The antitumor activity of ZnPc loaded into PLGA nanoparticles was compared with that of free ZnPc dissolved in SDS and with the effect of LED light in the absence of photosensitizer. The three groups were compared with the control tumor-bearing group which did not receive any treatment. There was no significant difference between the LED group and the control group with respect to tumor volume, TGD, survival and histopathological findings. This is consistent with the results of many studies of the in vivo photosensitizing activity of different photosensitizers. These studies have shown that tumor growth progression in mice treated with photosensitizers in the absence of light or irradiated in the absence of photosensitizers is the same as in untreated mice [40].

In the present study, all groups showed an increase in tumor size, but at different rates and to different extents compared with the initial tumor size at the beginning of the experiment. These results agree with those obtained previously with PDT mediated by temoporfin-loaded invasomes in subcutaneously implanted tumors in mice, even after repeated photoirradiation [41]. Our results showed that the tumor volume in animals treated with NZnPc remained the smallest of the three groups during the course of the experiment. This was confirmed by the finding that the animals that received NZnPc exhibited longer TGD and survival than the control ZnPc groups.

On histopathological examination the number of degenerated and necrotic tumor cells was seen to be increased more in the NZnPc group killed 7 days after PDT than in the FZnPc group. The degeneration of tumor was more substantial in the NZnPc group at 15 and 30 days after PDT. At the end of the experiment, the tumor cells had almost vanished.

It is clear from the in vivo study that ZnPc loaded into PLGA nanoparticles was superior to its free form. This is consistent with the results of many studies comparing the outcome of PDT following injection of nanoparticles loaded with photosensitizer and following injection of free photosensitizer under otherwise identical conditions. Such findings provide strong evidence that a nanoparticle formulation achieves improved delivery of photosensitizer to tumor cells for PDT [10, 32, 42, 43]. The development of suitable carriers for hydrophobic photosensitizers is very important because, even if they are dissolved in a solvent tolerable by patients, solvents cause alterations in the drug biodistribution and thereby hamper the targeting and the controlled delivery of drugs [33].

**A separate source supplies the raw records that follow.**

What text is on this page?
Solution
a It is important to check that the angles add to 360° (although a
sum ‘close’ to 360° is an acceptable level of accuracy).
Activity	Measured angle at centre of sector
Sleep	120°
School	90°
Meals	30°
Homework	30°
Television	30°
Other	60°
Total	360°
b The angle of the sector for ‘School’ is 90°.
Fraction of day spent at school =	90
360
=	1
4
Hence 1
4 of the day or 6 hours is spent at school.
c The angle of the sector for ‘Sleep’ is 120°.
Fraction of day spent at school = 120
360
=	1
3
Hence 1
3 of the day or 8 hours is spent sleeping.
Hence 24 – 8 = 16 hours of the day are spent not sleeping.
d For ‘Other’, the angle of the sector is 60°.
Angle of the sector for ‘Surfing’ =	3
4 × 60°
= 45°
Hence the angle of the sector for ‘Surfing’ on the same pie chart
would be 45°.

Previous studies on the pharmacokinetics of octa-alpha-butyloxy-ZnPc and hexadecafluoro ZnPc in tumor-bearing mice using 1% Tween 80 and Cremophor emulsion (which has been reported to elicit acute hypersensitivity and anaphylactic reactions in vivo) have shown very low accumulation of the photosensitizer in the tumor, and it was concluded that the photosensitizer must be formulated in a suitable carrier system in order to increase its concentration in the target tissue and decrease its loss to other tissues, and to provide selective sensitivity for PDT [44].

Conclusion

The solvent emulsion evaporation method allowed the preparation of spherical biodegradable PLGA nanoparticles loaded with ZnPc. The efficacy of PDT has been hindered by the inability to deliver the photosensitizers to the tumor at effective concentrations. The nanoparticles approach therefore seems to be a promising strategy to overcome the delivery issues and to enhance the phototherapeutic response during cancer treatment. It increases the solubility and dissolution rate of poorly soluble drugs, allowing sustained drug release and enabling the control of some physical properties, such as drug concentration and particle size.